I marveled in the same way when I read BlackFish director Gabriela Cowperthwaite’s response to SeaWorld’s plan to double the size of its killer whale habitats. Rather than give SeaWorld relief from the relentless assault on its brand, Cowperthwaite said, “ … [T]he problem is, instead of changing their business model, they’re doubling down.”
Activist groups are driven by their cause. While a corporate shakedown is often the ultimate objective, activists are true believers who will never be satisfied by half measures. Corporations must understand that you cannot appease activist groups with partial concessions or by agreeing to just some demands. These compromises only project weakness and telegraph to activist groups that victory is in sight.
If an activist campaign has reached the point that it’s receiving national attention and cutting into sales, you’ve got only two choices to make it stop: 1) Agree to the group’s demands, or 2) Give them power and invite them as partners into your reform process.

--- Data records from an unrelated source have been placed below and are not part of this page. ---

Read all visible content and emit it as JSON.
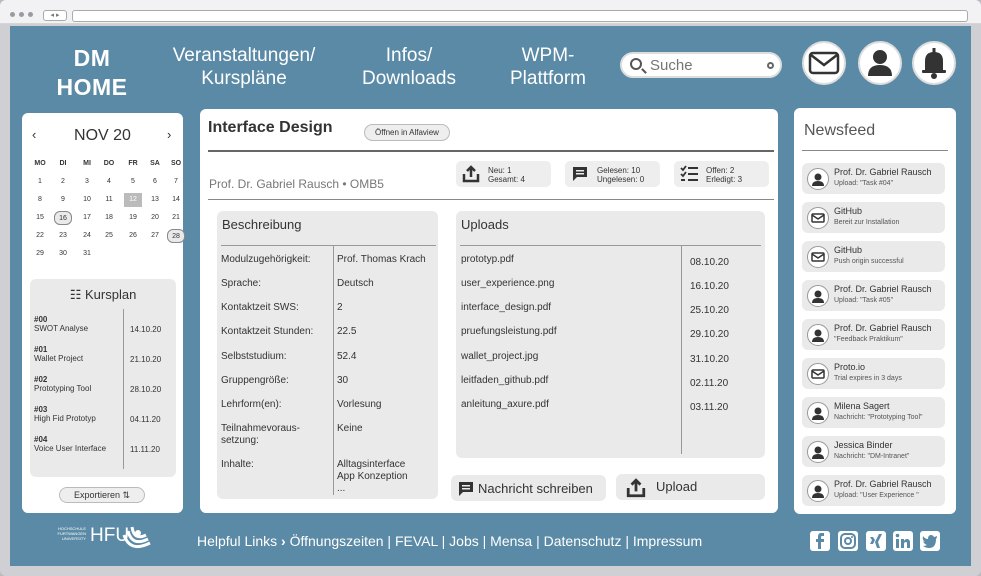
{
  "header": {
    "logo_line1": "DM",
    "logo_line2": "HOME",
    "nav": [
      {
        "line1": "Veranstaltungen/",
        "line2": "Kurspläne"
      },
      {
        "line1": "Infos/",
        "line2": "Downloads"
      },
      {
        "line1": "WPM-",
        "line2": "Plattform"
      }
    ],
    "search_placeholder": "Suche"
  },
  "calendar": {
    "month": "NOV 20",
    "weekdays": [
      "MO",
      "DI",
      "MI",
      "DO",
      "FR",
      "SA",
      "SO"
    ],
    "weeks": [
      [
        "1",
        "2",
        "3",
        "4",
        "5",
        "6",
        "7"
      ],
      [
        "8",
        "9",
        "10",
        "11",
        "12",
        "13",
        "14"
      ],
      [
        "15",
        "16",
        "17",
        "18",
        "19",
        "20",
        "21"
      ],
      [
        "22",
        "23",
        "24",
        "25",
        "26",
        "27",
        "28"
      ],
      [
        "29",
        "30",
        "31",
        "",
        "",
        "",
        ""
      ]
    ]
  },
  "kursplan": {
    "title": "Kursplan",
    "items": [
      {
        "num": "#00",
        "name": "SWOT Analyse",
        "date": "14.10.20"
      },
      {
        "num": "#01",
        "name": "Wallet Project",
        "date": "21.10.20"
      },
      {
        "num": "#02",
        "name": "Prototyping Tool",
        "date": "28.10.20"
      },
      {
        "num": "#03",
        "name": "High Fid Prototyp",
        "date": "04.11.20"
      },
      {
        "num": "#04",
        "name": "Voice User Interface",
        "date": "11.11.20"
      }
    ],
    "export_label": "Exportieren"
  },
  "course": {
    "title": "Interface Design",
    "open_button": "Öffnen in Alfaview",
    "lecturer": "Prof. Dr. Gabriel Rausch • OMB5",
    "stats": [
      {
        "line1": "Neu: 1",
        "line2": "Gesamt: 4"
      },
      {
        "line1": "Gelesen: 10",
        "line2": "Ungelesen: 0"
      },
      {
        "line1": "Offen: 2",
        "line2": "Erledigt: 3"
      }
    ],
    "description": {
      "title": "Beschreibung",
      "rows": [
        {
          "k": "Modulzugehörigkeit:",
          "v": "Prof. Thomas Krach"
        },
        {
          "k": "Sprache:",
          "v": "Deutsch"
        },
        {
          "k": "Kontaktzeit SWS:",
          "v": "2"
        },
        {
          "k": "Kontaktzeit Stunden:",
          "v": "22.5"
        },
        {
          "k": "Selbststudium:",
          "v": "52.4"
        },
        {
          "k": "Gruppengröße:",
          "v": "30"
        },
        {
          "k": "Lehrform(en):",
          "v": "Vorlesung"
        },
        {
          "k": "Teilnahmevoraus-\nsetzung:",
          "v": "Keine"
        },
        {
          "k": "Inhalte:",
          "v": "Alltagsinterface\nApp Konzeption\n..."
        }
      ]
    },
    "uploads": {
      "title": "Uploads",
      "files": [
        {
          "name": "prototyp.pdf",
          "date": "08.10.20"
        },
        {
          "name": "user_experience.png",
          "date": "16.10.20"
        },
        {
          "name": "interface_design.pdf",
          "date": "25.10.20"
        },
        {
          "name": "pruefungsleistung.pdf",
          "date": "29.10.20"
        },
        {
          "name": "wallet_project.jpg",
          "date": "31.10.20"
        },
        {
          "name": "leitfaden_github.pdf",
          "date": "02.11.20"
        },
        {
          "name": "anleitung_axure.pdf",
          "date": "03.11.20"
        }
      ]
    },
    "message_button": "Nachricht schreiben",
    "upload_button": "Upload"
  },
  "newsfeed": {
    "title": "Newsfeed",
    "items": [
      {
        "icon": "avatar-icon",
        "name": "Prof. Dr. Gabriel Rausch",
        "sub": "Upload: \"Task #04\""
      },
      {
        "icon": "mail-icon",
        "name": "GitHub",
        "sub": "Bereit zur Installation"
      },
      {
        "icon": "mail-icon",
        "name": "GitHub",
        "sub": "Push origin successful"
      },
      {
        "icon": "avatar-icon",
        "name": "Prof. Dr. Gabriel Rausch",
        "sub": "Upload: \"Task #05\""
      },
      {
        "icon": "avatar-icon",
        "name": "Prof. Dr. Gabriel Rausch",
        "sub": "\"Feedback Praktikum\""
      },
      {
        "icon": "mail-icon",
        "name": "Proto.io",
        "sub": "Trial expires in 3 days"
      },
      {
        "icon": "avatar-icon",
        "name": "Milena Sagert",
        "sub": "Nachricht: \"Prototyping Tool\""
      },
      {
        "icon": "avatar-icon",
        "name": "Jessica Binder",
        "sub": "Nachricht: \"DM-Intranet\""
      },
      {
        "icon": "avatar-icon",
        "name": "Prof. Dr. Gabriel Rausch",
        "sub": "Upload: \"User Experience \""
      }
    ]
  },
  "footer": {
    "hfu_small": "HOCHSCHULE\nFURTWANGEN\nUNIVERSITY",
    "hfu": "HFU",
    "helpful": "Helpful Links",
    "links": [
      "Öffnungszeiten",
      "FEVAL",
      "Jobs",
      "Mensa",
      "Datenschutz",
      "Impressum"
    ]
  },
  "colors": {
    "page_bg": "#5a8aa6",
    "panel_bg": "#ffffff",
    "box_bg": "#eaeaea"
  }
}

As PETA said in their statement about SeaWorld’s new plans, “A bigger prison is still a prison.”
August 14, 2014
Yesterday marked a big win for activists, and even the very threat of activism. Shares of SeaWorld Entertainment fell 30 percent after the company reported disappointing results. SeaWorld gave a straightforward explanation for slumping park attendance: the controversy generated by the film Blackfish. As a public relations professional, I admire an activist campaign that can shave $750 million off a company’s market cap.
But how much is SeaWorld to blame for its own predicament? Activists want you to engage them in a very contentious and public dispute. The publicity creates awareness for the activists’ cause, and a downward spiral of business distractions and diverted resources for the company.
If your company’s business model is incompatible with an activist group’s demands – as in SeaWorld’s case – the only workable strategy is to de-escalate the conflict. Your message to every audience – press, public, customers – is that we care, we agree, and we are interested in working toward the best solution. If all parties appear to be working together, the agitation loses its purpose.
So how did SeaWorld do? According to the Wall Street Journal, SeaWorld has called Blackfish “propaganda” pushed by “animal-rights extremists,” and even launched a website in 2014 titled “Truth About Blackfish” to dispute the film. And what did all this defensiveness and name-calling get SeaWorld? Here’s a 5-day snapshot of the company’s stock price:
April 4, 2014
I mention in my book how well-connected activist groups can encourage legislators to call hearings and subpoena company leaders as a way of ratcheting up pressure and executive pain. I came across a couple more examples recently of activists and government joining forces.
According to this article, a change in OSHA rules in 2013 is enabling union agents to tag along on OSHA inspections at non-union businesses. When union agents arrive alongside government inspectors, the agents appear to workers to hold positions of authority, gain insider access to company operations, and rattle the nerves of company executives. Moreover, the rule change enables unions to “use the threat of federal inspections against any business that refuses to bend to their wishes.”
Proposed legislation can also be a powerful weapon. In the case of SeaWorld’s ongoing conflict with the makers of Blackfish, a state lawmaker in California has has proposed a bill that would ban SeaWorld from using killer whales in shows at its San Diego theme park. While actual passage of the bill is in doubt, the fresh round of publicity generated by the proposal is itself enough to further damage SeaWorld’s brand.